Pero será suficiente como para vivir.  Me alegro de que poseas esa beca, Ana.  Lamento que no tengas un hogar donde pasar las vacaciones, pero supongo que te arreglarás.
  Marilla cedió y se echó a llorar amargamente.
- No debe vender “Tejas Verdes” – dijo Ana resueltamente.
- Oh, Ana, quisiera no tener que hacerlo.  Pero tú misma puedes verlo.  No puedo quedarme aquí sola.  Enloquecería de dolor y soledad.  Y mi vista desaparecería; lo sé.
- No tendrá que quedarse aquí sola, Marilla.  Yo estaré con usted.  No voy a Redmond.
- ¡Que no vas a Redmond! – Marilla alzó su arrugada cara de entre sus manos y contempló a Ana –.  ¿Qué quieres decir?.
- Lo que oye.  No voy a aceptar la beca.  Lo decidí la noche después de que usted regresó de la ciudad.  Seguramente que no irá a pensar que la dejaré sola en su dolor, Marilla, después de todo cuanto ha hecho por mí.  He estado pensando y trazando planes.  Déjeme que le cuente mis proyectos.  El señor Barry quiere arrendarnos la granja el año próximo, de manera que no tendrá que preocuparse por ese lado.  Yo enseñaré.  He solicitado el colegio local, pero no sé si lo obtendré, pues tengo entendido que los síndicos se lo han prometido a Gilbert Blythe.  Pero puedo tener la escuela de Carmody.  El señor Blair me lo dijo anoche.  Desde luego, no será tan conveniente como enseñar en Avonlea.  Pero me puedo quedar a vivir aquí y desplazarme todos los días hasta Carmody, por lo menos durante el buen tiempo.  Hasta en invierno puedo venir a casa los viernes.  Guardaremos un caballo para eso.  Oh, lo tengo todo planeado, Marilla.  Y le leeré y la mantendré alegre.  No se sentirá ni triste ni sola.  Y seremos felices juntas, usted y yo.
  Marilla había escuchado como en sueños.
- Oh, Ana, sé que me las podría arreglar muy bien si tú estuvieras aquí, pero no puedo dejar que te sacrifiques por mí.  Sería terrible.
- ¡Tonterías! – Ana rió alegremente –.  No hay sacrificio.  Nada sería peor que dejar “Tejas Verdes”; nada podría herirme más.  Debemos guardar este viejo y querido lugar.  Ya estoy decidida, Marilla.  No voy a Redmond y sí voy a quedarme aquí a enseñar.  No se preocupe lo más mínimo por mí.

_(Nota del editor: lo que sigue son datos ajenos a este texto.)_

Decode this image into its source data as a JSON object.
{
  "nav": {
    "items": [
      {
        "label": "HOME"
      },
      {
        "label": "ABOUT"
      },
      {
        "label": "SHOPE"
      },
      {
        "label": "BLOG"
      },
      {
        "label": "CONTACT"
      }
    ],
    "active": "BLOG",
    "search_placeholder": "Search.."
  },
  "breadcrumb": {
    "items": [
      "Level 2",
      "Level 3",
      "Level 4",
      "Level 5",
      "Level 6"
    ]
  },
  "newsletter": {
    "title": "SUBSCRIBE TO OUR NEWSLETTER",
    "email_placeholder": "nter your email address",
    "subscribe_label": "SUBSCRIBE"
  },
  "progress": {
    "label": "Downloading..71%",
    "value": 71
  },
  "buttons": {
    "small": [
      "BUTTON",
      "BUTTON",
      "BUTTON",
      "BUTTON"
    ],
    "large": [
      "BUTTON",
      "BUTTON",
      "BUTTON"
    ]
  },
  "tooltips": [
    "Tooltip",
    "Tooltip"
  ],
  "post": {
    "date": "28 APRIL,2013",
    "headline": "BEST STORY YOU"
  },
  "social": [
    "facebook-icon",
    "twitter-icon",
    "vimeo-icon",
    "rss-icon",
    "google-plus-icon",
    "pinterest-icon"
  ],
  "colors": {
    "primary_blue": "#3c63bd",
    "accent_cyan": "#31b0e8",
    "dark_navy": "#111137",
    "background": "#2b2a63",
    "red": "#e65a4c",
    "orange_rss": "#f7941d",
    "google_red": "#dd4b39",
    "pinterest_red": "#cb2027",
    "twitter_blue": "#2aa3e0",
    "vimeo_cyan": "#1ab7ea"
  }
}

- Pero tus ambiciones y...
- Tengo tantas ambiciones como siempre.  Lo único que ha cambiado es el objeto de ellas.  Seré una buena maestra y salvaré su vista.  Además, tengo pensado estudiar en casa y tomar un pequeño curso.  Oh, tengo docenas de planes, Marilla.  Los he estado pensando durante una semana.  Daré lo mejor de mi vida y la vida me devolverá lo mejor de ella.  Cuando dejé la Academia, la vida parecía extenderse recta como un largo camino.  Parecía perderse en el horizonte.  Ahora hay un recodo en ese camino.  No sé qué habrá tras él, pero creeré que será lo mejor.  Esa curva posee cierta fascinación, Marilla.  Pienso cómo será el camino tras ella.  Lo que hay de verde gloria y de luz y sombra suave; qué nuevos paisajes; qué nuevas bellezas; qué curvas, colinas y valles se extienden más allá.
- No sé si debería dejarte abandonarla – dijo Marilla, refiriéndose a la beca.
- Pero si no puede evitarlo.  Tengo dieciséis años y medio y “soy terca como una mula”, como me dijo una vez la señora Lynde – dijo Ana –.  Oh, Marilla, no me tenga lástima.  No me gusta que se compadezca de mí y no hay necesidad de ello.  El solo pensar en quedarme en “Tejas Verdes” me alegra el corazón.  Nadie la querrá como usted y yo, de manera que debemos quedarnos en ella.
- Bendita muchacha – dijo Marilla cediendo –.  Siento como si me hubieras inyectado una nueva vida.  Sospecho que debería azotarte y mandarte a Redmond, pero sé que no puedo, de manera que no lo intentaré.
  Cuando se corrió la voz en Avonlea de que Ana Shirley había abandonado la idea de aceptar la beca y tenía intenciones de permanecer allí y enseñar, se discutió bastante el asunto.  La mayoría de la buena gente, que nada sabía sobre los ojos de Marilla, lo creyó una tontería.  La señora Allan, no.  Se lo dijo a Ana con tales palabras de aprobación que la hizo llorar. 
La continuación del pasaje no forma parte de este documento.